Hélas, et maintenant, deuil et pleurs éternels !
C'est fini. Les enfants, ces innocents cruels,
La suivent dans la rue avec des cris de joie.
Malheureuse ! elle traîne une robe de soie,
Elle chante, elle rit... ah ! pauvre âme aux abois !
Et le peuple sévère, avec sa grande voix,
Souffle qui courbe un homme et qui brise une femme,
Lui dit quand elle vient : « C'est toi ? Va-t-en, infâme ! »

Un homme s'est fait riche en vendant à faux poids ;
La loi le fait juré. L'hiver, dans les temps froids ;
Un pauvre a pris un pain pour nourrir sa famille.
Regardez cette salle où le peuple fourmille ;
Ce riche y vient juger ce pauvre. Écoutez bien.
C'est juste, puisque l'un a tout et l'autre rien.
Ce juge, - ce marchand, - fâché de perdre une heure,
Jette un regard distrait sur cet homme qui pleure,
L'envoie au bagne, et part pour sa maison des champs.

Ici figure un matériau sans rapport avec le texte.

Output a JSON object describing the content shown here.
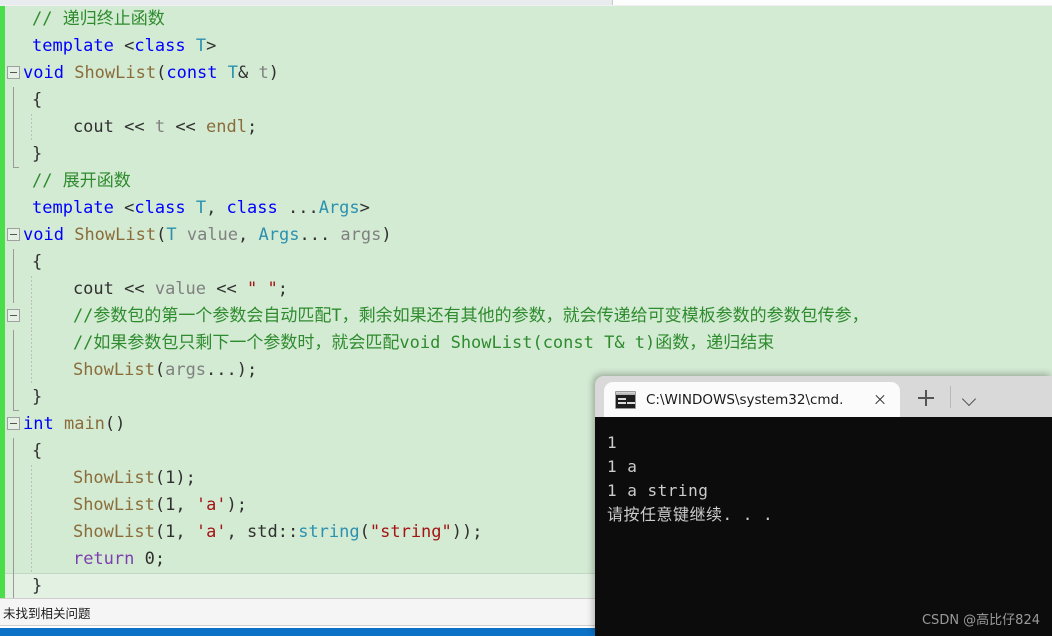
{
  "editor": {
    "language": "cpp",
    "background_color": "#d3ead3",
    "change_bar_color": "#4ade4a",
    "lines": [
      {
        "indent": 1,
        "fold": "none",
        "guide": false,
        "current": false,
        "tokens": [
          {
            "t": "// 递归终止函数",
            "c": "cm"
          }
        ]
      },
      {
        "indent": 1,
        "fold": "none",
        "guide": false,
        "current": false,
        "tokens": [
          {
            "t": "template",
            "c": "k"
          },
          {
            "t": " <",
            "c": "pl"
          },
          {
            "t": "class",
            "c": "k"
          },
          {
            "t": " ",
            "c": "pl"
          },
          {
            "t": "T",
            "c": "tp"
          },
          {
            "t": ">",
            "c": "pl"
          }
        ]
      },
      {
        "indent": 0,
        "fold": "box",
        "guide": false,
        "current": false,
        "tokens": [
          {
            "t": "void",
            "c": "k"
          },
          {
            "t": " ",
            "c": "pl"
          },
          {
            "t": "ShowList",
            "c": "fn"
          },
          {
            "t": "(",
            "c": "pl"
          },
          {
            "t": "const",
            "c": "k"
          },
          {
            "t": " ",
            "c": "pl"
          },
          {
            "t": "T",
            "c": "tp"
          },
          {
            "t": "& ",
            "c": "pl"
          },
          {
            "t": "t",
            "c": "var"
          },
          {
            "t": ")",
            "c": "pl"
          }
        ]
      },
      {
        "indent": 1,
        "fold": "line",
        "guide": false,
        "current": false,
        "tokens": [
          {
            "t": "{",
            "c": "pl"
          }
        ]
      },
      {
        "indent": 1,
        "fold": "line",
        "guide": true,
        "current": false,
        "tokens": [
          {
            "t": "    cout << ",
            "c": "pl"
          },
          {
            "t": "t",
            "c": "var"
          },
          {
            "t": " << ",
            "c": "pl"
          },
          {
            "t": "endl",
            "c": "fn"
          },
          {
            "t": ";",
            "c": "pl"
          }
        ]
      },
      {
        "indent": 1,
        "fold": "tip",
        "guide": false,
        "current": false,
        "tokens": [
          {
            "t": "}",
            "c": "pl"
          }
        ]
      },
      {
        "indent": 1,
        "fold": "none",
        "guide": false,
        "current": false,
        "tokens": [
          {
            "t": "// 展开函数",
            "c": "cm"
          }
        ]
      },
      {
        "indent": 1,
        "fold": "none",
        "guide": false,
        "current": false,
        "tokens": [
          {
            "t": "template",
            "c": "k"
          },
          {
            "t": " <",
            "c": "pl"
          },
          {
            "t": "class",
            "c": "k"
          },
          {
            "t": " ",
            "c": "pl"
          },
          {
            "t": "T",
            "c": "tp"
          },
          {
            "t": ", ",
            "c": "pl"
          },
          {
            "t": "class",
            "c": "k"
          },
          {
            "t": " ...",
            "c": "pl"
          },
          {
            "t": "Args",
            "c": "tp"
          },
          {
            "t": ">",
            "c": "pl"
          }
        ]
      },
      {
        "indent": 0,
        "fold": "box",
        "guide": false,
        "current": false,
        "tokens": [
          {
            "t": "void",
            "c": "k"
          },
          {
            "t": " ",
            "c": "pl"
          },
          {
            "t": "ShowList",
            "c": "fn"
          },
          {
            "t": "(",
            "c": "pl"
          },
          {
            "t": "T",
            "c": "tp"
          },
          {
            "t": " ",
            "c": "pl"
          },
          {
            "t": "value",
            "c": "var"
          },
          {
            "t": ", ",
            "c": "pl"
          },
          {
            "t": "Args",
            "c": "tp"
          },
          {
            "t": "... ",
            "c": "pl"
          },
          {
            "t": "args",
            "c": "var"
          },
          {
            "t": ")",
            "c": "pl"
          }
        ]
      },
      {
        "indent": 1,
        "fold": "line",
        "guide": false,
        "current": false,
        "tokens": [
          {
            "t": "{",
            "c": "pl"
          }
        ]
      },
      {
        "indent": 1,
        "fold": "line",
        "guide": true,
        "current": false,
        "tokens": [
          {
            "t": "    cout << ",
            "c": "pl"
          },
          {
            "t": "value",
            "c": "var"
          },
          {
            "t": " << ",
            "c": "pl"
          },
          {
            "t": "\" \"",
            "c": "st"
          },
          {
            "t": ";",
            "c": "pl"
          }
        ]
      },
      {
        "indent": 1,
        "fold": "box2",
        "guide": true,
        "current": false,
        "tokens": [
          {
            "t": "    //参数包的第一个参数会自动匹配T，剩余如果还有其他的参数，就会传递给可变模板参数的参数包传参，",
            "c": "cm"
          }
        ]
      },
      {
        "indent": 1,
        "fold": "line",
        "guide": true,
        "current": false,
        "tokens": [
          {
            "t": "    //如果参数包只剩下一个参数时，就会匹配void ShowList(const T& t)函数，递归结束",
            "c": "cm"
          }
        ]
      },
      {
        "indent": 1,
        "fold": "line",
        "guide": true,
        "current": false,
        "tokens": [
          {
            "t": "    ",
            "c": "pl"
          },
          {
            "t": "ShowList",
            "c": "fn"
          },
          {
            "t": "(",
            "c": "pl"
          },
          {
            "t": "args",
            "c": "var"
          },
          {
            "t": "...);",
            "c": "pl"
          }
        ]
      },
      {
        "indent": 1,
        "fold": "tip",
        "guide": false,
        "current": false,
        "tokens": [
          {
            "t": "}",
            "c": "pl"
          }
        ]
      },
      {
        "indent": 0,
        "fold": "box",
        "guide": false,
        "current": false,
        "tokens": [
          {
            "t": "int",
            "c": "k"
          },
          {
            "t": " ",
            "c": "pl"
          },
          {
            "t": "main",
            "c": "fn"
          },
          {
            "t": "()",
            "c": "pl"
          }
        ]
      },
      {
        "indent": 1,
        "fold": "line",
        "guide": false,
        "current": false,
        "tokens": [
          {
            "t": "{",
            "c": "pl"
          }
        ]
      },
      {
        "indent": 1,
        "fold": "line",
        "guide": true,
        "current": false,
        "tokens": [
          {
            "t": "    ",
            "c": "pl"
          },
          {
            "t": "ShowList",
            "c": "fn"
          },
          {
            "t": "(",
            "c": "pl"
          },
          {
            "t": "1",
            "c": "nm"
          },
          {
            "t": ");",
            "c": "pl"
          }
        ]
      },
      {
        "indent": 1,
        "fold": "line",
        "guide": true,
        "current": false,
        "tokens": [
          {
            "t": "    ",
            "c": "pl"
          },
          {
            "t": "ShowList",
            "c": "fn"
          },
          {
            "t": "(",
            "c": "pl"
          },
          {
            "t": "1",
            "c": "nm"
          },
          {
            "t": ", ",
            "c": "pl"
          },
          {
            "t": "'a'",
            "c": "st"
          },
          {
            "t": ");",
            "c": "pl"
          }
        ]
      },
      {
        "indent": 1,
        "fold": "line",
        "guide": true,
        "current": false,
        "tokens": [
          {
            "t": "    ",
            "c": "pl"
          },
          {
            "t": "ShowList",
            "c": "fn"
          },
          {
            "t": "(",
            "c": "pl"
          },
          {
            "t": "1",
            "c": "nm"
          },
          {
            "t": ", ",
            "c": "pl"
          },
          {
            "t": "'a'",
            "c": "st"
          },
          {
            "t": ", std::",
            "c": "pl"
          },
          {
            "t": "string",
            "c": "tp"
          },
          {
            "t": "(",
            "c": "pl"
          },
          {
            "t": "\"string\"",
            "c": "st"
          },
          {
            "t": "));",
            "c": "pl"
          }
        ]
      },
      {
        "indent": 1,
        "fold": "line",
        "guide": true,
        "current": false,
        "tokens": [
          {
            "t": "    ",
            "c": "pl"
          },
          {
            "t": "return",
            "c": "kr"
          },
          {
            "t": " ",
            "c": "pl"
          },
          {
            "t": "0",
            "c": "nm"
          },
          {
            "t": ";",
            "c": "pl"
          }
        ]
      },
      {
        "indent": 1,
        "fold": "tip",
        "guide": false,
        "current": true,
        "tokens": [
          {
            "t": "}",
            "c": "pl"
          }
        ]
      }
    ]
  },
  "status_bar": {
    "message": "未找到相关问题"
  },
  "terminal": {
    "tab": {
      "icon": "cmd-icon",
      "title": "C:\\WINDOWS\\system32\\cmd.",
      "close_label": "×"
    },
    "new_tab_label": "+",
    "dropdown_label": "⌄",
    "background_color": "#0c0c0c",
    "text_color": "#cccccc",
    "output_lines": [
      "1",
      "1 a",
      "1 a string",
      "请按任意键继续. . ."
    ],
    "watermark": "CSDN @高比仔824"
  }
}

Tous s'en vont en disant : « C'est bien ! » bons et méchants ;
Et rien ne reste là qu'un Christ pensif et pâle,
Levant les bras au ciel dans le fond de la salle.

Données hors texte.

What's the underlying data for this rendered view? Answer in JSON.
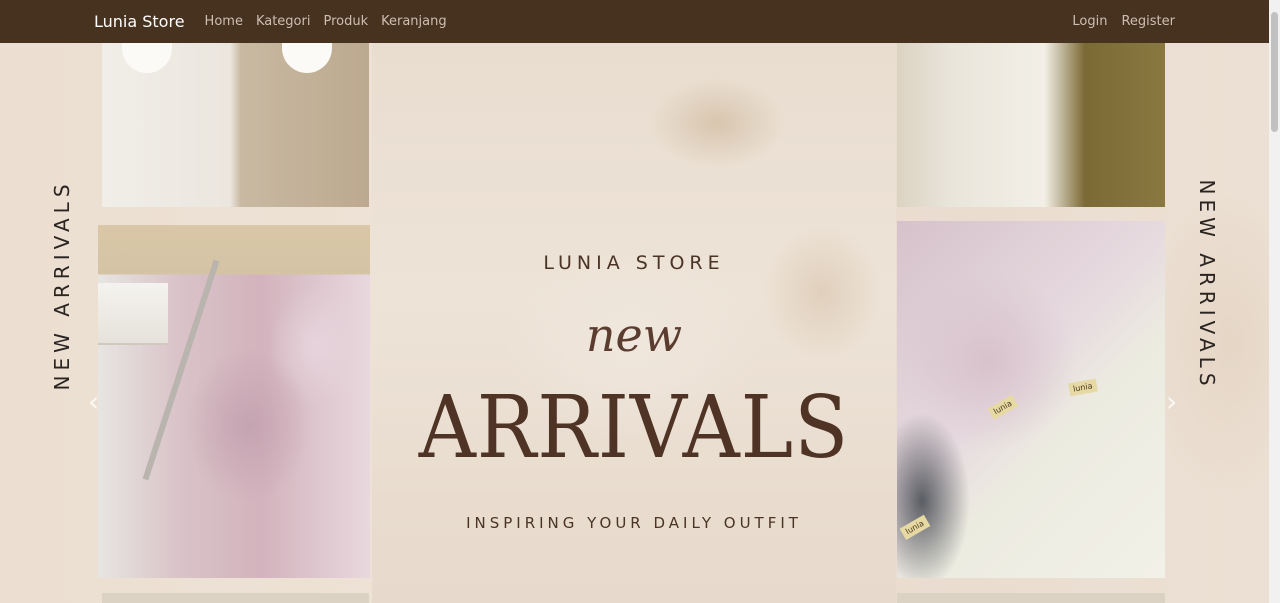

Un homme de génie apparaît. Il est doux,
Il est fort, il est grand ; il est utile à tous ;
Comme l'aube au-dessus de l'océan qui roule,
Il dore d'un rayon tous les fronts de la foule ;
Il luit ; le jour qu'il jette est un jour éclatant ;
Il apporte une idée au siècle qui l'attend ;
Il fait son œuvre ; il veut des choses nécessaires,
Agrandir les esprits, amoindrir les misères ;
Heureux, dans ses travaux dont les cieux sont témoins,
Si l'on pense un peu plus, si l'on souffre un peu moins !
Il vient. - Certe, on le va couronner ! - On le hue !

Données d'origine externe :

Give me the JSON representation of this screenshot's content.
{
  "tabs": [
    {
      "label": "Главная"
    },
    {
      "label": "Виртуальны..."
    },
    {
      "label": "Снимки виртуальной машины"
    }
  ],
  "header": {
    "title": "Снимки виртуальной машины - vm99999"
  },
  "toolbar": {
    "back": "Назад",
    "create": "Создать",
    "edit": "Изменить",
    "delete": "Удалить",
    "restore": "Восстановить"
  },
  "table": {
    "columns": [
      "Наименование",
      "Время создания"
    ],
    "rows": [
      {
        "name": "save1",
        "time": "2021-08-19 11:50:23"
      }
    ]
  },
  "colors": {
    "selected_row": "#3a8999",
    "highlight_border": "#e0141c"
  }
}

Scribes, savants, rhéteurs, les salons, la cohue,
Ceux qui n'ignorent rien, ceux qui doutent de tout,
Ceux qui flattent le roi, ceux qui flattent l'égout,
Tous hurlent à la fois et font un bruit sinistre.
Si c'est un orateur ou si c'est un ministre,
On le siffle. Si c'est un poète, il entend
Ce chœur : « Absurde ! faux ! monstrueux ! révoltant ! »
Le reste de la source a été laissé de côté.